Padronizadas ou fornecidas por encomenda, as esquadrias de PVC são produzidas com perfis termossoldados, que garantem uma peça monobloco e mais estanque.
Desde que chegaram da Europa, nos anos 80, as esquadrias de PVC vêm evoluindo tanto do ponto de vista técnico quanto de conquista de mercado. Embora ainda se restrinja a menos de 2% das construções nacionais, com concentração principalmente nas regiões Sul e Sudeste do País, hoje já há uma produção desse tipo de janela voltada às necessidades e às normas brasileiras em diversas tipologias e medidas que podem ser padronizadas ou fornecidas sob encomenda. Segundo dados do Instituto do PVC, nos últimos anos esse segmento tem crescido no Brasil a taxas anuais de 10% a 12%.
Associar esse movimento ascendente ao incremento da construção civil em busca de soluções mais eficientes e racionalizadas é inevitável, já que a janela de PVC aparece como alternativa industrializada - chega ao canteiro pronta para ser montada -, enquanto que as esquadrias metálicas e de madeira são mais flexíveis. Com isso, acelera-se a instalação e diminui-se o desperdício. Ao mesmo tempo, segundo Francisco de Assis Esmeraldo, presidente do Instituto do PVC, o baixo peso desse material, 1,4 g/cm3, facilita seu manuseio e a logística na obra.

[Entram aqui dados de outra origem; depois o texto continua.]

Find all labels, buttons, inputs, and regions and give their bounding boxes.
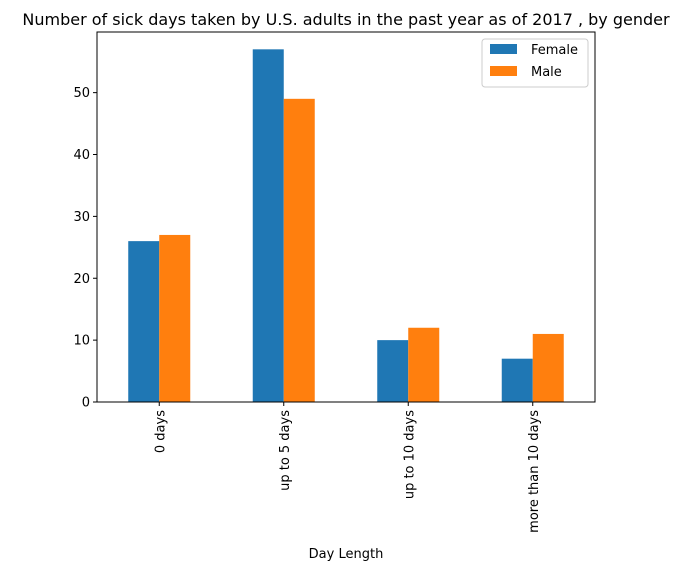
legend-swatch-male [490,66,517,76]
y-axis: 0 10 20 30 40 50 [73,86,97,411]
x-axis: 0 days up to 5 days up to 10 days more than… [153,402,542,533]
y-tick-label-10: 10 [73,334,90,349]
bar-female-more-than-10-days [501,358,533,402]
x-tick-label-more-than-10-days: more than 10 days [527,410,542,533]
legend: Female Male [481,38,589,88]
plot-frame [96,31,596,403]
x-axis-label: Day Length [309,547,384,562]
bars-layer [128,49,564,403]
x-tick-label-0-days: 0 days [153,410,168,453]
bar-male-up-to-5-days [283,98,315,402]
x-tick-label-up-to-5-days: up to 5 days [278,410,293,491]
y-tick-label-0: 0 [82,396,90,411]
x-tick-label-up-to-10-days: up to 10 days [402,410,417,499]
y-tick-label-30: 30 [73,210,90,225]
y-tick-label-20: 20 [73,272,90,287]
bar-female-up-to-10-days [377,340,409,402]
bar-female-up-to-5-days [252,49,284,403]
bar-male-0-days [159,234,191,402]
bar-male-up-to-10-days [408,327,440,402]
chart-title: Number of sick days taken by U.S. adults… [22,10,670,29]
bar-female-0-days [128,241,160,402]
legend-label-male: Male [531,65,562,80]
y-tick-label-50: 50 [73,86,90,101]
legend-label-female: Female [531,43,578,58]
y-tick-label-40: 40 [73,148,90,163]
bar-male-more-than-10-days [532,333,564,402]
legend-swatch-female [490,44,517,54]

No entanto, de acordo com Vera Fernandes Hachich, gerente técnica de programas da qualidade da Tesis, muito do aumento do uso desse tipo de caixilho no Brasil se deve a características como a elevada estanqueidade, resultante do processo de fabricação, no qual os perfis são termossoldados em fábrica, dando origem a uma esquadria monobloco, sem emendas. "O fato de não ter material externo que atue como um gradiente térmico, como uma solda ou um prego, faz uma grande diferença em relação ao desempenho acústico e térmico da esquadria", explica a engenheira. "Isso pode parecer necessário apenas para aplicações mais sofisticadas, mas é preciso levar em conta que as exigências estão aumentando. As cidades estão cada vez mais ruidosas e as fachadas precisam impedir que esse barulho atinja o morador", comenta.

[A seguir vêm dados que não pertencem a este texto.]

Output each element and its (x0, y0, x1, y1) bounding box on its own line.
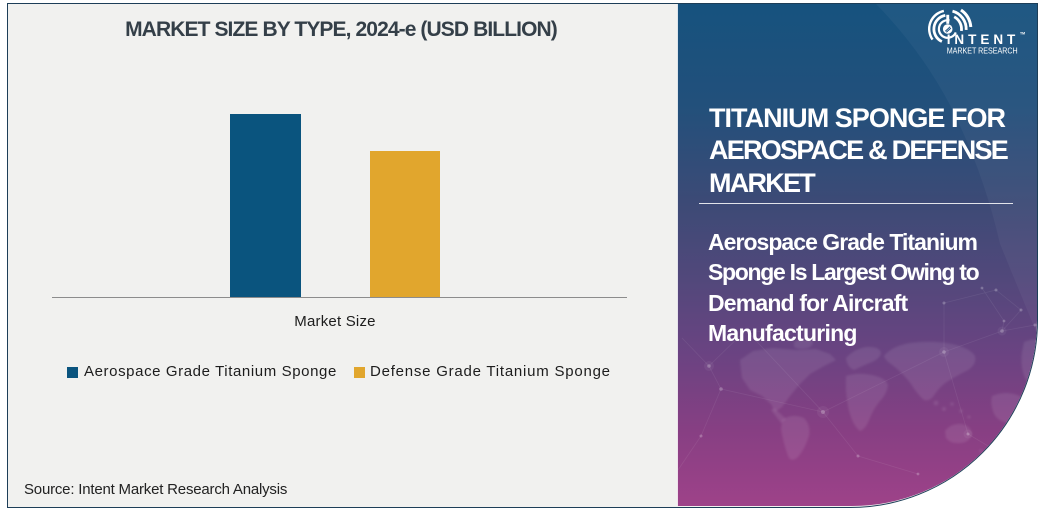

Em composição com um vidro simples de 2,8 mm de espessura, o índice de absorção sonora das esquadrias de PVC pode atingir 25 dB, segundo dados do IPT. Já quando utilizado com vidros duplos de 2,5 mm, separados por um vão de 50 mm, o índice de absorção com o sistema de caixilharia chega a 46 dB. "Como a absorção acústica geralmente está associada ao isolamento térmico, essas janelas também apresentam bom desempenho com relação à transmissão de calor. Esse foi, aliás, o principal motivo que fez com que o produto conquistasse tanto espaço nos países frios do Hemisfério Norte", comenta Vera Hachich.